Österreich sucht die Bürgermeisterin
Frauen, die Gemeinden leiten, sind in Österreich rar gesät. Einmal im Jahr treffen sie sich daher zum Gedankenaustausch. Heuer waren erstmals Bürgermeisterinnen aus anderen europäischen Ländern dabei.
„Passt’s auf!“, ruft eine Bürgermeisterin in St. Ulrich am Pillersee in Tirol, als alle für das Gruppenfoto die Straße überqueren müssen. „Sonst werden wir noch weniger, als wir schon sind!“Besser könnte man den Hintergrund des ersten europäischen Treffens deutschsprachiger Bürgermeisterinnen nicht umschreiben, das am Montag begann und bis Mittwoch dauert.
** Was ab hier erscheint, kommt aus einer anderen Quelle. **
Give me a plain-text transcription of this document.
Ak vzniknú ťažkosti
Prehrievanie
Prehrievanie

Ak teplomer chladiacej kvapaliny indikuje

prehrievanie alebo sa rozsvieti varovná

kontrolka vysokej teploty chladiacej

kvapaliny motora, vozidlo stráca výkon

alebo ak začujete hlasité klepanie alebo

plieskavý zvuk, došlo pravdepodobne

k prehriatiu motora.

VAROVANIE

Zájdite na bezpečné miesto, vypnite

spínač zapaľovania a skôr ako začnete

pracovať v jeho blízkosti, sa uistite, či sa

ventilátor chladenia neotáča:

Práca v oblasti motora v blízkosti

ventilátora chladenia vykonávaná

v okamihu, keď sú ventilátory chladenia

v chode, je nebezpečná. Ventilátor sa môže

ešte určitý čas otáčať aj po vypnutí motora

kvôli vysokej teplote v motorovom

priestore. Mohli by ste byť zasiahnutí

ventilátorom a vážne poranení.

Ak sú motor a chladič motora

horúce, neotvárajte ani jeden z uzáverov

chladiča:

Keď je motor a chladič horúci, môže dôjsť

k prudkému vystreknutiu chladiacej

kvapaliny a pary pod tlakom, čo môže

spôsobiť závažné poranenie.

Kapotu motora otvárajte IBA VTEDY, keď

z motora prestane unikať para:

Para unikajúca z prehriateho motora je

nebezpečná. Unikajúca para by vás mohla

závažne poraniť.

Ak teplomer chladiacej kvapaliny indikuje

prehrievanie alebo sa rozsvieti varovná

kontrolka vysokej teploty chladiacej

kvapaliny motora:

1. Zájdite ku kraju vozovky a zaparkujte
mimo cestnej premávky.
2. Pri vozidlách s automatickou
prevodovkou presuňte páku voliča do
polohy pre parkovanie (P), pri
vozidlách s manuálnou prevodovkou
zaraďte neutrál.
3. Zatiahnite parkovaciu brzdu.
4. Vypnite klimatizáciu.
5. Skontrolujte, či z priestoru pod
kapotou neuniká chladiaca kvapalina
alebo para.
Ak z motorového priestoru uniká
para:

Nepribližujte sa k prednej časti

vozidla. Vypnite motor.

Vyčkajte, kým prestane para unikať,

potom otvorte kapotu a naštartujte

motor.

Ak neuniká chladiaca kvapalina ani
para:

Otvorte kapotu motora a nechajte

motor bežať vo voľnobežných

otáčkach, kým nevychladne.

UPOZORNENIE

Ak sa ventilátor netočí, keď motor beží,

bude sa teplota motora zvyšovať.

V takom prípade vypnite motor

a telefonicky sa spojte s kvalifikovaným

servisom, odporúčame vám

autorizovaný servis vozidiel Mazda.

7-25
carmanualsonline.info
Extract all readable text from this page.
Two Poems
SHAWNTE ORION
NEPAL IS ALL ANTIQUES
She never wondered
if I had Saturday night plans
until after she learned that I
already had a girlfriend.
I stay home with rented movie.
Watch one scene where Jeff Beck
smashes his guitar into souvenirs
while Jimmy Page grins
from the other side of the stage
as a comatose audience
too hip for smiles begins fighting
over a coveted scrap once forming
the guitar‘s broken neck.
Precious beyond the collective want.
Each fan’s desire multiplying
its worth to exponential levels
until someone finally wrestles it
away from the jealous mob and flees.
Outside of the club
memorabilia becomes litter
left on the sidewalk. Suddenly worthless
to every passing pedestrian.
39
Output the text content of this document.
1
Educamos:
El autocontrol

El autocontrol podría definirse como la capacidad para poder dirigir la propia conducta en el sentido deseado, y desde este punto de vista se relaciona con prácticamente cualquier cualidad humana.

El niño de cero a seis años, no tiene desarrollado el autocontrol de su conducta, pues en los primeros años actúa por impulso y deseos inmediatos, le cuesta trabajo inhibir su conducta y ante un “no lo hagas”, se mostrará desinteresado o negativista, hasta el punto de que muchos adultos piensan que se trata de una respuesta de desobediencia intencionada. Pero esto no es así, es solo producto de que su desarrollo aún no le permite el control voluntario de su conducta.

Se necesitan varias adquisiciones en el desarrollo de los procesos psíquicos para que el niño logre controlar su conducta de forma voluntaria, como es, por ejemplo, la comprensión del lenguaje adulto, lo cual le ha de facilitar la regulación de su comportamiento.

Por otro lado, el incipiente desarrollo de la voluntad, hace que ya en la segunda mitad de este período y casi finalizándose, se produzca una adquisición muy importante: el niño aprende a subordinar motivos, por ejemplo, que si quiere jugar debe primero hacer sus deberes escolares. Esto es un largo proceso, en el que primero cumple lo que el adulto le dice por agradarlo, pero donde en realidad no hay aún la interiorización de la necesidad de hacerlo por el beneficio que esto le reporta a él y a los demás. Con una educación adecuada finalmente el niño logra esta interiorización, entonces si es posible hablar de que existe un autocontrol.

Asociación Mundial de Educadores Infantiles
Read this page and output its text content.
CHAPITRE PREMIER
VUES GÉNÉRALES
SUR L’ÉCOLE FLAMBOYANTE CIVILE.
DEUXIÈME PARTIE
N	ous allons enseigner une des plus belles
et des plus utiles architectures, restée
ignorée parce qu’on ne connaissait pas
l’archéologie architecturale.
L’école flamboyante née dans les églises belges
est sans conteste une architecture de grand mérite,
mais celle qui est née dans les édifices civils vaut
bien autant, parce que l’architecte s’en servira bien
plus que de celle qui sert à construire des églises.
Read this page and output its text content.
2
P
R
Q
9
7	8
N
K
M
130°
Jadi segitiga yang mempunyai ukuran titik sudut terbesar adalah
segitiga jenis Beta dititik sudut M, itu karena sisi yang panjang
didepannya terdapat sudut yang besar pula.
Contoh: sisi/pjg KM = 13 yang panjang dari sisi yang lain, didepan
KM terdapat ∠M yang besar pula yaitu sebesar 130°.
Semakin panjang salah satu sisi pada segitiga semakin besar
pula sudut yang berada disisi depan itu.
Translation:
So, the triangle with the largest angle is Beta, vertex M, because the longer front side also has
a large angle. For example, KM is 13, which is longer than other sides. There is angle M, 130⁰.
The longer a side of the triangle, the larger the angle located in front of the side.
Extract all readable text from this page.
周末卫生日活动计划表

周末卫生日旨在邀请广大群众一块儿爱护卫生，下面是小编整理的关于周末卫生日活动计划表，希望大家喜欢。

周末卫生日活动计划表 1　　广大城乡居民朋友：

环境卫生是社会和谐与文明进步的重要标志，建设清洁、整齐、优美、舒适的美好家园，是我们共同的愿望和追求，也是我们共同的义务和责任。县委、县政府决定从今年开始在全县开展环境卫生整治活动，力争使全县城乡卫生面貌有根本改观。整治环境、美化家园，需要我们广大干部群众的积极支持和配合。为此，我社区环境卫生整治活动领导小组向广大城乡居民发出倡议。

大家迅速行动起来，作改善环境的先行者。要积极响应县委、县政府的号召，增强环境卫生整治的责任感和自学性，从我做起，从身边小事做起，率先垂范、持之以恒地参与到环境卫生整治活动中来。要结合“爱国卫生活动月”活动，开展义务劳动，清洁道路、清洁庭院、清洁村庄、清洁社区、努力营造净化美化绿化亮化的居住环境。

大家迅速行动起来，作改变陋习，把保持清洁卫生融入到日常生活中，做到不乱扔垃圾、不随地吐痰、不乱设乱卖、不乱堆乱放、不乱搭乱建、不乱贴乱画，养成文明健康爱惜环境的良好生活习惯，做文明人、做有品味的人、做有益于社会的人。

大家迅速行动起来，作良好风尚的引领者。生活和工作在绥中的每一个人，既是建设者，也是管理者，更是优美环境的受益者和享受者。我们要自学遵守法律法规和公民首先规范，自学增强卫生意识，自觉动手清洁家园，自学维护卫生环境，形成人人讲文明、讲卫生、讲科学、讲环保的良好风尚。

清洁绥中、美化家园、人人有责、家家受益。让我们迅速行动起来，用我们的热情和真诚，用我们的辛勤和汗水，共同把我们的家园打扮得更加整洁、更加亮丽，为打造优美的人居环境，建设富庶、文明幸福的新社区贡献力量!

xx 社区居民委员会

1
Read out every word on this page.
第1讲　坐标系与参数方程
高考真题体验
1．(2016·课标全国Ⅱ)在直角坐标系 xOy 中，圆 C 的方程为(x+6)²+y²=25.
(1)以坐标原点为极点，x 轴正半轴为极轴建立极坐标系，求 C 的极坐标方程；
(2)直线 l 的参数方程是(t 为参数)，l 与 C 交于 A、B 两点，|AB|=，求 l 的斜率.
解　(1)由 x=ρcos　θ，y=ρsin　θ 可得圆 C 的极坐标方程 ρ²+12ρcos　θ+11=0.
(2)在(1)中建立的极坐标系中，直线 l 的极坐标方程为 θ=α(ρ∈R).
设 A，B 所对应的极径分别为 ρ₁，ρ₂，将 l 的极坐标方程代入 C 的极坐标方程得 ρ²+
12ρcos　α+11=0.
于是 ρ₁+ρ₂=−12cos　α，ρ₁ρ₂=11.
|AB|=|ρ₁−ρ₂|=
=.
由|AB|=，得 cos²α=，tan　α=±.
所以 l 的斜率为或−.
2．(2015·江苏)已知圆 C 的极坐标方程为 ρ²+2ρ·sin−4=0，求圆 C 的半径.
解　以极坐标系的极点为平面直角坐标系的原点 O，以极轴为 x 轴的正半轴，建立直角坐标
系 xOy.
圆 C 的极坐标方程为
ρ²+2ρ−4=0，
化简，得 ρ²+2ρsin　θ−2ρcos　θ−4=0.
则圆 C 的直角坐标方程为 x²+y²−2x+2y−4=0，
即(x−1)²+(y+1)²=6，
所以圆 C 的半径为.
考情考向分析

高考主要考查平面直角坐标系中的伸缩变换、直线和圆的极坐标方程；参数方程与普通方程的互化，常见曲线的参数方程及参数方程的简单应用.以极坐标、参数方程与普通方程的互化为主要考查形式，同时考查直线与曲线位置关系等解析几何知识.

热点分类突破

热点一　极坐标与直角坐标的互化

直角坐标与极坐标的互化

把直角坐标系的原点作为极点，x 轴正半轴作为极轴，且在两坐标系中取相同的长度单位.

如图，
Denn der Anteil von Frauen in kommunalen Führungspositionen ist in der EU eher gering. In Deutschland liegt der Anteil der Bürgermeisterinnen bei 9,6 Prozent, in Luxemburg bei rund 12,4 Prozent. Da nimmt sich Österreich mit lediglich 7,7 Prozent eher bescheiden aus. In absoluten Zahlen heißt das: 161 der insgesamt 2098 österreichischen Gemeinden werden von Frauen geführt. Was Gemeindebundpräsident Alfred Riedl in seiner Begrüßungsrede am Montag so kommentiert: „Da ist noch Luft nach oben.“Zu dem Treffen kamen 75 Bürgermeisterinnen aus Österreich, Deutschland, der Schweiz, Südtirol und Luxemburg.
Dennoch: Die Situation hat sich in den vergangenen Jahren verbessert. Das weiß auch Bürgermeisterin Sonja Ottenbacher (ÖVP). Sie ist seit dem Jahr 2004 Ortschefin von Stuhlfelden im Pinzgau. „Als ich zur Wahl angetreten bin, gab es in Salzburg keine einzige Bürgermeisterin.“Heute sind sie immerhin an einer Hand abzuzählen – fünf Ortschefinnen finden sich im Bundesland Salzburg. Österreichweit ist Salzburg aber immer noch Schlusslicht. Ottenbacher war es auch, die 2007 das erste Treffen der Bürgermeisterinnen ins Leben rief. „Damals gab es österreichweit 78. Innerhalb von elf Jahren sind wir schon auf 161 angewachsen.“Ihr sei damals wichtig gewesen, nach außen hin zu zeigen, dass es viele Frauen gebe, „die diese Aufgabe gern übernehmen“.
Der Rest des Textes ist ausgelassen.